Notice the pretty strong correlation between retailer inventory and production volumes, especially in manufacturing. Retailers at the outset of 2019, following 2018’s landmine, placed a halt on inventory growth which had already put the production sector of the economy into a recessionary state. Manufacturing recessions are dismissed in public as nothing much, but again rate cuts not hikes.

Then, beginning March 2020, the entire economy is called to a halt – while retailers still hadn’t worked through what is now by comparison a small inventory discrepancy. Today they are confronted with what amounts to a massive hole in lost activity that doesn’t get quantified by +17.7%.

As I wrote, even after May’s surge retail sales remain nearly a whole Great “Recession” in the hole.
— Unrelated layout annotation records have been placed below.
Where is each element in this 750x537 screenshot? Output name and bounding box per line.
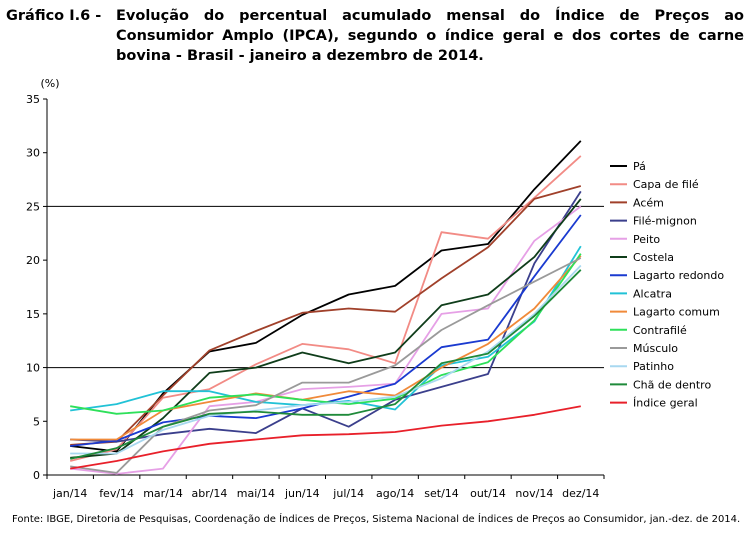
legend-label: Peito	[633, 233, 660, 246]
series-line	[70, 185, 582, 446]
x-tick-label: ago/14	[376, 487, 414, 500]
series-line	[70, 255, 582, 441]
legend-label: Filé-mignon	[633, 215, 697, 228]
x-tick-label: abr/14	[191, 487, 227, 500]
x-tick-label: jul/14	[332, 487, 364, 500]
x-tick-label: nov/14	[515, 487, 553, 500]
legend-label: Capa de filé	[633, 178, 699, 191]
series-line	[70, 257, 582, 474]
x-tick-label: jun/14	[284, 487, 320, 500]
legend-label: Costela	[633, 251, 674, 264]
legend-label: Lagarto comum	[633, 306, 720, 319]
y-tick-label: 25	[26, 200, 40, 213]
series-line	[70, 205, 582, 475]
y-tick-label: 0	[33, 469, 40, 482]
x-tick-label: jan/14	[52, 487, 87, 500]
x-tick-label: dez/14	[562, 487, 599, 500]
series-line	[70, 264, 582, 455]
legend-label: Chã de dentro	[633, 378, 711, 391]
chart-title-label: Gráfico I.6 -	[6, 8, 102, 24]
legend-label: Lagarto redondo	[633, 269, 724, 282]
legend-label: Índice geral	[633, 397, 698, 410]
y-tick-label: 30	[26, 147, 40, 160]
y-tick-label: 15	[26, 308, 40, 321]
y-axis-label: (%)	[40, 77, 59, 90]
y-tick-label: 5	[33, 415, 40, 428]
series-line	[69, 269, 582, 460]
legend-label: Músculo	[633, 342, 678, 355]
series-line	[69, 155, 582, 462]
x-tick-label: fev/14	[99, 487, 134, 500]
series-line	[70, 198, 582, 459]
line-chart: 0 5 10 15 20 25 30 35(%) jan/14 fev/14 mar/14 abr/1…	[26, 77, 724, 500]
series-line	[70, 253, 582, 415]
series-line	[70, 245, 582, 412]
legend-label: Pá	[633, 160, 646, 173]
legend-label: Patinho	[633, 360, 674, 373]
y-tick-label: 10	[26, 362, 40, 375]
x-tick-label: mai/14	[237, 487, 275, 500]
x-tick-label: mar/14	[143, 487, 183, 500]
legend-label: Contrafilé	[633, 324, 687, 337]
x-tick-label: set/14	[424, 487, 459, 500]
y-tick-label: 20	[26, 254, 40, 267]
source-note: Fonte: IBGE, Diretoria de Pesquisas, Coo…	[12, 514, 741, 525]
legend-label: Acém	[633, 196, 664, 209]
chart-title-text: Evolução do percentual acumulado mensal …	[116, 8, 744, 64]
series-line	[70, 405, 581, 470]
y-tick-label: 35	[26, 93, 40, 106]
legend-label: Alcatra	[633, 287, 672, 300]
x-tick-label: out/14	[470, 487, 506, 500]
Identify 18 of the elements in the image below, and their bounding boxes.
It hasn’t gone unnoticed on the production side and like that prior nasty contraction it will likely come on in stages as second and third order effects play out despite the media’s infatuation with Jay Powell’s puppet show.

These are classic recessionary (meaning: economic) forces via the inventory cycle, only now boosted exponentially by the non-economic disruption presented by overactive governments who weren’t properly skeptical of statistical modeling (economics and epidemiology). In other words, retail sales like employment suggest the non-economic rebound, and the gigantic positives they’ll produce, while obscuring and still leaving the economic hole we’ve already suffered that hasn’t just disappeared.

Those who work at the Federal Reserve, like others, hope you won’t notice the difference even as big as it really is.